Pretreatment was carried out using a pretreatment agent (manufactured by Nippon Paint Co., Ltd., trade name SD2800) with a width of 70 mm, a length of 150 mm, and a thickness of 1 mm. A coating film 4 of 탆 was formed. Then, the damage part 12 of length 50mm was formed in the coating film 4 using the cutter.

NaCl aqueous solution: concentration 3%, liquid temperature 40 degreeC using the steel plate 5 which has the coating film 4 obtained in this way; Polarity of steel plate 5: negative electrode; The voltage of the steel sheet 5 was subjected to the electric anticorrosion method of continuous energization under the condition of -8 V (constant), and the relationship between the energization time and the peeling width d of the coating film 4 from the damaged part 12 was examined. The result of FIG. 6 was obtained.
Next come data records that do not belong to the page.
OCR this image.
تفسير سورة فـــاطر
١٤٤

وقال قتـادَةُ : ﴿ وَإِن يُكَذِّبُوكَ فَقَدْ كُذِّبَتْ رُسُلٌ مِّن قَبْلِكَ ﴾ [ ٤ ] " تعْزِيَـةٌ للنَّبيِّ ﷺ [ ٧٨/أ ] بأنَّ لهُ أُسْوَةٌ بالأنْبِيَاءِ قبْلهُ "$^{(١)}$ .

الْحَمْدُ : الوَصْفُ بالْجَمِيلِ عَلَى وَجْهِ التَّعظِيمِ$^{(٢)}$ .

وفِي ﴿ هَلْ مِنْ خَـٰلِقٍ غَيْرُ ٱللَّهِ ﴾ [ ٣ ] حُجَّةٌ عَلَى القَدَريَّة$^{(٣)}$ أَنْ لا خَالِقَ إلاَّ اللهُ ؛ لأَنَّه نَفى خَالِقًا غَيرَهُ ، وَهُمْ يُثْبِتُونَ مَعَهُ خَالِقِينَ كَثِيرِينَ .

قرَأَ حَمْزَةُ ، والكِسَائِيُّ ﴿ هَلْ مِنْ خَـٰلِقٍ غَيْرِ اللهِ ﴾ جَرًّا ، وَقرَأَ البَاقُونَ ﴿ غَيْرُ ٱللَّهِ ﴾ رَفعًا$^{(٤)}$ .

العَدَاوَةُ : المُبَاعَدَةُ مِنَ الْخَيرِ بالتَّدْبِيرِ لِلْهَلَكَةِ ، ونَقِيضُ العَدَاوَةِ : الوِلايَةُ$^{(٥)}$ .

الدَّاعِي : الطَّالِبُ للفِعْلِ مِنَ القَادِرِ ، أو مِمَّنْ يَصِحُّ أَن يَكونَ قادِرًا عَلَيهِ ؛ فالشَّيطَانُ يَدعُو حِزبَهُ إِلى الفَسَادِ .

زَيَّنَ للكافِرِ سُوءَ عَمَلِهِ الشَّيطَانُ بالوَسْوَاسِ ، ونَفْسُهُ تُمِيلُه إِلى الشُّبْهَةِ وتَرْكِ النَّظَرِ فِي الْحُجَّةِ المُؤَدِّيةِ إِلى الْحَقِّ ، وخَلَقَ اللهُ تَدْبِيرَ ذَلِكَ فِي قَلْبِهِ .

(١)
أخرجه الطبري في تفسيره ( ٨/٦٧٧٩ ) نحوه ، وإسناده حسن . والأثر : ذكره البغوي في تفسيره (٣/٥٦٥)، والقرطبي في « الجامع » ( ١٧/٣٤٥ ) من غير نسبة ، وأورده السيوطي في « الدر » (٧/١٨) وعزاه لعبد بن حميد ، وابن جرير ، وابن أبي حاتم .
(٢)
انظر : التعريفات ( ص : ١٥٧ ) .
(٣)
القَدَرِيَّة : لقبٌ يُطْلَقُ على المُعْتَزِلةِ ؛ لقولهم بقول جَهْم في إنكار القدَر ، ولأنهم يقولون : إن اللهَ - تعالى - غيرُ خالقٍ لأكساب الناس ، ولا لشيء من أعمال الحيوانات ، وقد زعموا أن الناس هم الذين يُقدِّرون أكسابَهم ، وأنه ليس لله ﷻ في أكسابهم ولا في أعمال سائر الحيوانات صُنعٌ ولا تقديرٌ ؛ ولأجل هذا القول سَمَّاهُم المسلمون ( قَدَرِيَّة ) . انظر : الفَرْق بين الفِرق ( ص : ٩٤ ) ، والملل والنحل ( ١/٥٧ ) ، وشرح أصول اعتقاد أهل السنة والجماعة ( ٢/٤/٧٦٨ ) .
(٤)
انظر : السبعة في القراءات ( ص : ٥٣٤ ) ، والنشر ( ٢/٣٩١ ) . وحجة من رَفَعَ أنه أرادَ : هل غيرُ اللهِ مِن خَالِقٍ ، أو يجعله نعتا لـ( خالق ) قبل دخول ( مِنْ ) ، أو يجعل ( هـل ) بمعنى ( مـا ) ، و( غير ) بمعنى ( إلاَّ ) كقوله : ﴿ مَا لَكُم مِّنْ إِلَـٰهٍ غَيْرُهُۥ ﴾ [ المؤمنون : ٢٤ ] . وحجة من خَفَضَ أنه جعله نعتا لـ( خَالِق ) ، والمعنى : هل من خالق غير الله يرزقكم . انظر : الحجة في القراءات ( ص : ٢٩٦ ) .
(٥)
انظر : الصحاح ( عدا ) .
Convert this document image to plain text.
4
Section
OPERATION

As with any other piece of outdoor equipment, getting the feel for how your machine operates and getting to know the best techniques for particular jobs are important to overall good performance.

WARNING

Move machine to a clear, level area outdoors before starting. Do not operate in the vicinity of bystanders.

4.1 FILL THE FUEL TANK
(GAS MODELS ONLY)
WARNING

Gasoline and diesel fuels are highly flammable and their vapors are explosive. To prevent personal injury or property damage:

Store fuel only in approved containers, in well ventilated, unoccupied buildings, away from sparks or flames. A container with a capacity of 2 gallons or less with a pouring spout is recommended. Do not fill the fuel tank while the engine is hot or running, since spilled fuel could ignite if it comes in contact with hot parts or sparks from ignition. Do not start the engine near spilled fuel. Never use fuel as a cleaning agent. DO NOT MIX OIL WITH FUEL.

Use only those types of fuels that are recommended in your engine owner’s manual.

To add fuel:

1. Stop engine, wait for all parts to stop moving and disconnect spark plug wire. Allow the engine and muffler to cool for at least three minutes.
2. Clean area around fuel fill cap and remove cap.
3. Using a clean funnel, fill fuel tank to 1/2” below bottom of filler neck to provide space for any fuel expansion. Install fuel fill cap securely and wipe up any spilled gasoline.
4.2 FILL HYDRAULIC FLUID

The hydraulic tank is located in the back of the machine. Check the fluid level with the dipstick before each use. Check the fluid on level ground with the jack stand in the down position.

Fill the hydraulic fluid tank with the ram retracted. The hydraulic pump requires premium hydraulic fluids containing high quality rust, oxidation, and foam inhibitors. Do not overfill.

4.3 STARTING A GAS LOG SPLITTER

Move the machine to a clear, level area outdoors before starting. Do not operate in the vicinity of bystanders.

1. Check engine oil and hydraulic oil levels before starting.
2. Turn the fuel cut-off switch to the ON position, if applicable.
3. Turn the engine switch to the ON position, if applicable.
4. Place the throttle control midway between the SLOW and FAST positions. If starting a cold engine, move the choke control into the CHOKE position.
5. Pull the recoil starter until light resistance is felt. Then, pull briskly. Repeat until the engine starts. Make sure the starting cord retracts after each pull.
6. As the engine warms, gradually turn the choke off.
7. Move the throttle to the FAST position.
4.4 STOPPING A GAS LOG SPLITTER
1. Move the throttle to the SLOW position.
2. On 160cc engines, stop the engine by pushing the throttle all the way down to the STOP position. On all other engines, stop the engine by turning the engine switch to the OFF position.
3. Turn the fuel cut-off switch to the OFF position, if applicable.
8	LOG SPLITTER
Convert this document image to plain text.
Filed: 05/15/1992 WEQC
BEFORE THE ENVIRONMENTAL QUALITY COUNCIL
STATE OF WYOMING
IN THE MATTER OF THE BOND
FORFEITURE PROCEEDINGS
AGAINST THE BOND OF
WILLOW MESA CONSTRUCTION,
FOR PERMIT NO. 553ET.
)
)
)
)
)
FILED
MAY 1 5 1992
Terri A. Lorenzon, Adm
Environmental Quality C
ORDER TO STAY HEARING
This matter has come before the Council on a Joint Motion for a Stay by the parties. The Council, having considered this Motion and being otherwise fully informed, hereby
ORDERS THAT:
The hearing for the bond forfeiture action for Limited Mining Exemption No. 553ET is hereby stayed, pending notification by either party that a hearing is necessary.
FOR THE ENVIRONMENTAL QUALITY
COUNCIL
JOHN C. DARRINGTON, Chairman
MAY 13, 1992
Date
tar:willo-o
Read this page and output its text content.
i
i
It can be seen from FIG. 6 that the peeling width d of the coating film 4 is enlarged almost in proportion to the energization time.

Subsequently, the electric corrosion prevention method by the Example shown in FIG. 3 was implemented using the steel plate 5 which has the coating film 4 similar to the above.

The conditions in this method are as follows.

Aqueous NaCl solution: concentration 30%, liquid temperature 40 ° C; Cathode setting time: energization time t ₁ = 2 hours, voltage -8V (constant); Anode set time: energization time t ₂ = 1 min, voltage + 8V (constant); Cycle repeats: 8

In the implementation of this electrocorrosive method, the peeling width d of the coating film 4 from the damaged part 12 was measured after completion | finish of 1, 2, 4, 6, 8 cycles.

The solid line of FIG. 7 shows the relationship between the energization time in an Example, and the peeling width d of the coating film 4 from the damage part 12. As shown in FIG. The example of FIG. 6 is shown with the dashed line for a comparison. As is apparent from FIG. 7, according to the electrocorrosion method according to the embodiment, despite the increase in the energization time, the peeling width d of the coating film 4 stays at d ≒ 2mm generated in the first period of the cathode setting. Able to know.

The electric anticorrosion method according to the present invention is applied for the hull, port facilities, soil buried and the like. In this case, peeling of the coating film 4 starts from a pinhole, a thin part, etc. besides the damage part.

According to the present invention, it is possible to provide an electric anticorrosive method which enables the anticorrosion of a metal body having a coating film to be prevented from peeling off the coating film or to inhibit the progress of the peeling.

Moreover, according to this invention, the electrical corrosion prevention apparatus which can implement the said electrical corrosion prevention method easily can be provided.

Claims (2)

In the electric anticorrosion method in which the polarity of the metal body 5 having the coating film 4 is set to the negative electrode, the negative electrode setting period of the metal body 5 is discontinuous, the preceding negative electrode setting period t ₁ and subsequent steps. cathodic protection method, characterized in that between the cathode set period (t ₁₎ for interposing the positive electrode set period (t ₂₎ polarity is set to a positive electrode of the metal body (4). DC power supply 9 which conducts electricity between the electrode 6 and the metal body 5 having the electrode 6 and the coating film 4, the electrode 6 and the metal body 5 and the DC power supply ( 9) an electric system, characterized in that it is provided in a current carrying path (7, 8) between the polarity switching means (10) to alternately switch the polarity of the metal body (5) to a cathode or an anode.